Member of the House of Burgesses for Surry County
- In office 1654-55
- Preceded by: William Buttler
- Succeeded by: William Buttler

Personal details
- Born: Lower Norfolk County, Colony of Virginia
- Died: circa 1667 Surry County, Colony of Virginia
- Resting place: unknown
- Spouse: Elizabeth Aston Binns
- Children: Francis Mason

= James Mason (burgess) =

Politician of The Colony of Virginia

James Mason (d. circa 1667) was a Virginia planter, real estate investor and politician who represented Surry County in the House of Burgesses in 1654–55, although his half-brother Colonel Lemuel Mason would serve multiple terms representing Lower Norfolk County and later Norfolk County.

==Early and family life==
Mason was a son of ancient planter Lt. Francis Mason of Lower Norfolk County, Virginia, probably with this first wife Mary. Although sources long disagreed as to the relationship between the Surry County and Norfolk area Mason families, he had a brother, Francis Mason Jr. (who may have died as a youth) as well as a younger half brother (by his father's second wife) Lemuel Mason.

==Career==

By 1647, Mason had patented 450 acres in Isle of Wight County, and beginning in 1652 began acquiring land in neighboring Surry County. He was living in Surry County by 1652, when he served on a coroner's jury.

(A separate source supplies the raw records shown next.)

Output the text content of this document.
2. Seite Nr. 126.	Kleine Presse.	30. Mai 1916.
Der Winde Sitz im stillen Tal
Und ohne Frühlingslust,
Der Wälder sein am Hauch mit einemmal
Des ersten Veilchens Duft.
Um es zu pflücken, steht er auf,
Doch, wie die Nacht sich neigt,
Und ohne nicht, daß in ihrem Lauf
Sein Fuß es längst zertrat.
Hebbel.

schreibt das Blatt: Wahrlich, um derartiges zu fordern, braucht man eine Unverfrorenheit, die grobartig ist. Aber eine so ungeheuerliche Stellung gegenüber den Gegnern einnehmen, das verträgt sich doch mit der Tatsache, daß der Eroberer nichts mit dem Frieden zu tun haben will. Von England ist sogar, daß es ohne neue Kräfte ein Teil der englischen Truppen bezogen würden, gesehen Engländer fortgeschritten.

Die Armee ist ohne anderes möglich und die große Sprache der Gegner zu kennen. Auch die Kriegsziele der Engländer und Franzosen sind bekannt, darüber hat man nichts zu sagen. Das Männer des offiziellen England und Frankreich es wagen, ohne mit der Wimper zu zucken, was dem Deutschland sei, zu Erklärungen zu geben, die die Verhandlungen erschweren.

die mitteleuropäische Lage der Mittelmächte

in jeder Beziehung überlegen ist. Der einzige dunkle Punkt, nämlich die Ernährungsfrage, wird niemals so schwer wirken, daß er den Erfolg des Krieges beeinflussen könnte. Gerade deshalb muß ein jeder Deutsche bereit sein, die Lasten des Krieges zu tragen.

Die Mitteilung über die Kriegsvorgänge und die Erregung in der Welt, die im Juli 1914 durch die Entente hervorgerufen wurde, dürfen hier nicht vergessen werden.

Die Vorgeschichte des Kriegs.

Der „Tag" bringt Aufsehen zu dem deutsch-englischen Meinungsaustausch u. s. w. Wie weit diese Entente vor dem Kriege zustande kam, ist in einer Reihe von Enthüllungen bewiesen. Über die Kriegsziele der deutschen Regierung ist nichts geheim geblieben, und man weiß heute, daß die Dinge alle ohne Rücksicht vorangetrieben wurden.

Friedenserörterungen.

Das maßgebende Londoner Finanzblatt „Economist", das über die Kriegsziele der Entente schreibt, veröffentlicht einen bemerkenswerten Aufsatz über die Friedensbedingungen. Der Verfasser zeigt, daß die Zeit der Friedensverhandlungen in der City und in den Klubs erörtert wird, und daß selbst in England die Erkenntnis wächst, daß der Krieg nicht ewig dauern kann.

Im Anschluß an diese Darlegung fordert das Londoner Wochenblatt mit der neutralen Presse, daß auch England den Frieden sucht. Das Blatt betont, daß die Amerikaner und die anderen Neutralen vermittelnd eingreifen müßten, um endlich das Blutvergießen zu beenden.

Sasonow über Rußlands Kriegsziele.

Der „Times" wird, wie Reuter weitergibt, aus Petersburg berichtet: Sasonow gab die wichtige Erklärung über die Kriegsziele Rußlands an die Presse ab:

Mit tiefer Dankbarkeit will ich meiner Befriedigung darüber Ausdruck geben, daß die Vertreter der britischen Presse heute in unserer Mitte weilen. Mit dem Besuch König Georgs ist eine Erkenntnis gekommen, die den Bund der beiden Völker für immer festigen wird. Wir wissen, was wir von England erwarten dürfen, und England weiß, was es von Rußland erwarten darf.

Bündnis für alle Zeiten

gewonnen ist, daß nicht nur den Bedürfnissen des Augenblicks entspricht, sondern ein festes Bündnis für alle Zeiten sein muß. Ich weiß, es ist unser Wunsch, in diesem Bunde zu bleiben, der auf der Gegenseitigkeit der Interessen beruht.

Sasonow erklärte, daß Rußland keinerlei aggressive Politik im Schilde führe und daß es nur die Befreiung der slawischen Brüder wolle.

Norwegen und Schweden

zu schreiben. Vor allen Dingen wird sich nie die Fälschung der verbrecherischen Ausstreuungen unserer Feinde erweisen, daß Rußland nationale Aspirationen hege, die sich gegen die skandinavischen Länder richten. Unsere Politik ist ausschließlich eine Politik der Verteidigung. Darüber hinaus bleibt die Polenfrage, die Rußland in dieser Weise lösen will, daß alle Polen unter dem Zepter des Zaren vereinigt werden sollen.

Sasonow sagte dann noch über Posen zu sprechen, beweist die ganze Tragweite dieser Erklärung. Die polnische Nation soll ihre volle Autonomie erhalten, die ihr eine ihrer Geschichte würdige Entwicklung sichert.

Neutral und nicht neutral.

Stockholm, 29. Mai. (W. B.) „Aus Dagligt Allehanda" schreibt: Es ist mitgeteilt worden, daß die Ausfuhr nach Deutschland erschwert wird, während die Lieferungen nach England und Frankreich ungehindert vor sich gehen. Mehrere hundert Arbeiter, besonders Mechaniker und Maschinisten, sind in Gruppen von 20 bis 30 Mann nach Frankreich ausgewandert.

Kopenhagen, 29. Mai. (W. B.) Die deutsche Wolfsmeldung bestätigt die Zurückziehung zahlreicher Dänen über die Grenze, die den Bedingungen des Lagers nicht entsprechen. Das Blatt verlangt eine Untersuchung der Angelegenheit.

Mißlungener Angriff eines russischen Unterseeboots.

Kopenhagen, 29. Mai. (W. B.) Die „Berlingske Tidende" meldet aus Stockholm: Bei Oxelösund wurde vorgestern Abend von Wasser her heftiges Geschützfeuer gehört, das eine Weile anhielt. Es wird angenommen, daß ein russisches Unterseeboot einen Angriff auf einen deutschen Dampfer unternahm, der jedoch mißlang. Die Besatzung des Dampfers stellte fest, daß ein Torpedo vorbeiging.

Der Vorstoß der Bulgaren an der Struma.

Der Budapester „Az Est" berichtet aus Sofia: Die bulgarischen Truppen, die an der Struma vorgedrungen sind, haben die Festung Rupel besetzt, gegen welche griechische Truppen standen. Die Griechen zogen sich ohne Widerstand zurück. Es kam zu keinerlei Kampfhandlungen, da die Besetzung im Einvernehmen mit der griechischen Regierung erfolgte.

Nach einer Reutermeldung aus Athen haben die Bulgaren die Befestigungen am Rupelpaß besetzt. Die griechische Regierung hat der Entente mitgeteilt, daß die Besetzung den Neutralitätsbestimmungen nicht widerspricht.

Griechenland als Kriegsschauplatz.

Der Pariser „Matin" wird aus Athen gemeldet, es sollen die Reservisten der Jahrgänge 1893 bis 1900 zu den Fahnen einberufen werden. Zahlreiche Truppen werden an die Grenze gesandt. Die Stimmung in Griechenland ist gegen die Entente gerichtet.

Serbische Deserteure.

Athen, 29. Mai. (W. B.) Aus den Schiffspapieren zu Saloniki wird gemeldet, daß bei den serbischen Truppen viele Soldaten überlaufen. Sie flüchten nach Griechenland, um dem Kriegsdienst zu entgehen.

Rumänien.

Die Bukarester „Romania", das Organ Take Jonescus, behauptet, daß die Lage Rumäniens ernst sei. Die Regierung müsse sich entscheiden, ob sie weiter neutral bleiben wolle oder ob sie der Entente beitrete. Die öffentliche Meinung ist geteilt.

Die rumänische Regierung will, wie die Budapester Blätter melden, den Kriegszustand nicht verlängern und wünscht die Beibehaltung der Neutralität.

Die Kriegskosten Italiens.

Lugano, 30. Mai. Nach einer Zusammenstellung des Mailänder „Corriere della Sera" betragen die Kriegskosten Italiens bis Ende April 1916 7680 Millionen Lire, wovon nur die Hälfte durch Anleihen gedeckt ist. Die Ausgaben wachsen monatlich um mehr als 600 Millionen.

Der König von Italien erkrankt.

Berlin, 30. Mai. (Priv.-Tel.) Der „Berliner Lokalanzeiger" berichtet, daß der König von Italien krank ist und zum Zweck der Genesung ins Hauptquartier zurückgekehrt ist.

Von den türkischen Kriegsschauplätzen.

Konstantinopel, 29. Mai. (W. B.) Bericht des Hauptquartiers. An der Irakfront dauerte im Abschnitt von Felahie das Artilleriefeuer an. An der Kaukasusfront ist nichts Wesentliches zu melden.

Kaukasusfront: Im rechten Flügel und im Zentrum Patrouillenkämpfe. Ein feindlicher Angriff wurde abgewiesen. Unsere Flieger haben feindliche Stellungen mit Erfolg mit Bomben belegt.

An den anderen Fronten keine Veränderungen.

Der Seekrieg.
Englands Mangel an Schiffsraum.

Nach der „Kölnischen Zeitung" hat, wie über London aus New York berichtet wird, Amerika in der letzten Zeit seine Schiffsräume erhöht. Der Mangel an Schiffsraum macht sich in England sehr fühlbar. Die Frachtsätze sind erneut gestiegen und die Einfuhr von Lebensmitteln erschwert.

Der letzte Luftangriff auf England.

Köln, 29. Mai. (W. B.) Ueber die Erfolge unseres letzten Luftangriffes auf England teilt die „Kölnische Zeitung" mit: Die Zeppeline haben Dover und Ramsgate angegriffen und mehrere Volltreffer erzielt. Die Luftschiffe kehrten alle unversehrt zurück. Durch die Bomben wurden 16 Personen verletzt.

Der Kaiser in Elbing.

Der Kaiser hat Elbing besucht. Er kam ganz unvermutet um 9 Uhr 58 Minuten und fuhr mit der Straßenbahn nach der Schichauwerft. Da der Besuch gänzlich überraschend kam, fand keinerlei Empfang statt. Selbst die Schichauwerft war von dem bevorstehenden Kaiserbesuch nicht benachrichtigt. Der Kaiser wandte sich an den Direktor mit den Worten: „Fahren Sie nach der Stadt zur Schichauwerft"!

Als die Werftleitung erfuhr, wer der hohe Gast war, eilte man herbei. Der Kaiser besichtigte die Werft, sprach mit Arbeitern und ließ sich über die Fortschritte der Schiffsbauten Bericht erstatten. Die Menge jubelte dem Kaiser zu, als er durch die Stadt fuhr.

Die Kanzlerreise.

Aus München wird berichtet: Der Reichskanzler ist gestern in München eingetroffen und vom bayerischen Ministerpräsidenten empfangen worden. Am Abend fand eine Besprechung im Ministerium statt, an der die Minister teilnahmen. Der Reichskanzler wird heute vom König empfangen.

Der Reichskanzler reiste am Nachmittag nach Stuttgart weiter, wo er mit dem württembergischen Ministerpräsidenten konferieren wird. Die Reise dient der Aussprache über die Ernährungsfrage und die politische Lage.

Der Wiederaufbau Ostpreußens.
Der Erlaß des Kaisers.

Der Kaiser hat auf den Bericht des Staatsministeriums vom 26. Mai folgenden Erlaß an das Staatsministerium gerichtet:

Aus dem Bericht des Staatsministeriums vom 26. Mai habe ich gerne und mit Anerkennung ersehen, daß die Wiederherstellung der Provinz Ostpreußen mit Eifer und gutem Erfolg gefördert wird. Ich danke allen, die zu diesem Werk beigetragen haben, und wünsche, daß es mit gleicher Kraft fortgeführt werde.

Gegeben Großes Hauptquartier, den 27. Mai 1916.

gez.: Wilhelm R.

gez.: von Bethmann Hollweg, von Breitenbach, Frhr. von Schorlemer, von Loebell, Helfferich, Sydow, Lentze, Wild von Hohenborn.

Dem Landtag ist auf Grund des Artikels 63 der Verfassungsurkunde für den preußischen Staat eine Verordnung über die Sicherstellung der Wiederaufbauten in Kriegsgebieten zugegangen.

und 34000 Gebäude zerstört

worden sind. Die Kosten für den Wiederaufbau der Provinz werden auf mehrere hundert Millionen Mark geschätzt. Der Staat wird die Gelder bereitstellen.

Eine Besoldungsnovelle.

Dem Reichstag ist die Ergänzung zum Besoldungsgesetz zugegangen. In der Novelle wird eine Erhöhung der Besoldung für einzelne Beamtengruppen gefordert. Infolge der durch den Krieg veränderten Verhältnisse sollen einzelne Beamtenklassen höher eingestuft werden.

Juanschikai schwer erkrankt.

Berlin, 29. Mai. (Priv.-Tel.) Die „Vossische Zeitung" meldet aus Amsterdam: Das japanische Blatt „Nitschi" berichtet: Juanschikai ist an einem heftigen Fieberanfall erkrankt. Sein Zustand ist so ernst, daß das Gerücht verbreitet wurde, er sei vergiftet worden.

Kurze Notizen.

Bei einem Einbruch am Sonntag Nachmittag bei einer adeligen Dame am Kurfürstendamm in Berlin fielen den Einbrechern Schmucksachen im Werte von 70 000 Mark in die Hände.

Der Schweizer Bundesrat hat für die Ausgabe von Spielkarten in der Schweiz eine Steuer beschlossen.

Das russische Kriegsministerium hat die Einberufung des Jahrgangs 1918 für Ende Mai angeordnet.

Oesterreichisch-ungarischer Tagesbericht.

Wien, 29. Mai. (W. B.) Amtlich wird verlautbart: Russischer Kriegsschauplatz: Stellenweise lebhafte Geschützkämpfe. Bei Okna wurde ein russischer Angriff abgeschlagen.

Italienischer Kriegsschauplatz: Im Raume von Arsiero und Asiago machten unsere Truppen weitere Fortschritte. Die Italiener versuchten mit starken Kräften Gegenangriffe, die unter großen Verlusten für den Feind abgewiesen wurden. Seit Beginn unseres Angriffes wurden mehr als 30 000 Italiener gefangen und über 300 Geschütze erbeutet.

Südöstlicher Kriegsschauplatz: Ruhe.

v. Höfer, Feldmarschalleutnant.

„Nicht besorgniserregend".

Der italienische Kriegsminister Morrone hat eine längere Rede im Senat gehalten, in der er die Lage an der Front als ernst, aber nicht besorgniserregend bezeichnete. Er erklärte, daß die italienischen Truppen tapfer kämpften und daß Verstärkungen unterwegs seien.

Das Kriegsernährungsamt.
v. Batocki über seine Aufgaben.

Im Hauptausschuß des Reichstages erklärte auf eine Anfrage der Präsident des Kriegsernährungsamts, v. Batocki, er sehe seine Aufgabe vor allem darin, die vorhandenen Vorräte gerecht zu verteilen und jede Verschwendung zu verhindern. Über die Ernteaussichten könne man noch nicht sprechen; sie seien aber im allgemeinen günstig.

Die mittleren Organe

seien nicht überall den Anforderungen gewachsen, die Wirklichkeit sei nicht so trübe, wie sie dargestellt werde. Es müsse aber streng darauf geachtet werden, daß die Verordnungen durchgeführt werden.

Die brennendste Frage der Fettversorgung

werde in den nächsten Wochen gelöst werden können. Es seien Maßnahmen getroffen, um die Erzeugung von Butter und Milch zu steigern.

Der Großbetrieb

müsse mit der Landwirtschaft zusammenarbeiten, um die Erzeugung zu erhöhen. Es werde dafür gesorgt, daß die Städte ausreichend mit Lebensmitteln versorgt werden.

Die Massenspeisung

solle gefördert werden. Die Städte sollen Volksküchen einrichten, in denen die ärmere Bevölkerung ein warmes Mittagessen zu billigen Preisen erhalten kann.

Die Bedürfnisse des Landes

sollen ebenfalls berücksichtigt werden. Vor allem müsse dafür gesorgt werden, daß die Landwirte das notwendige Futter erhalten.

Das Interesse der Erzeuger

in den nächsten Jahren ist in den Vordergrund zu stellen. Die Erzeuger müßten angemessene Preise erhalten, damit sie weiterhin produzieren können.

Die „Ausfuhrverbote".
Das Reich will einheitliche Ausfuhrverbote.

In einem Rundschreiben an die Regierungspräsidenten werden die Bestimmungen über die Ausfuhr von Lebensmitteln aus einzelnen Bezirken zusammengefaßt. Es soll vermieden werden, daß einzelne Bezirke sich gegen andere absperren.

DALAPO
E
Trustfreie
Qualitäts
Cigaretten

Surry County voters elected Mason whose plantation was called "Mathewes Mount," as one of their representatives in the House of Burgesses.

==Personal life==

James Mason married the widow Elizabeth Aston Binns, daughter of Lt.Col. Walter Aston of Westover plantation. They had a son, Francis Mason (b. 1647)

==Death and legacy==
James Mason last served on the Surry County court on May 14, 1660, and died sometime after April of May 1665. In May 1668 his 21-year-old son Francis referred to him as deceased.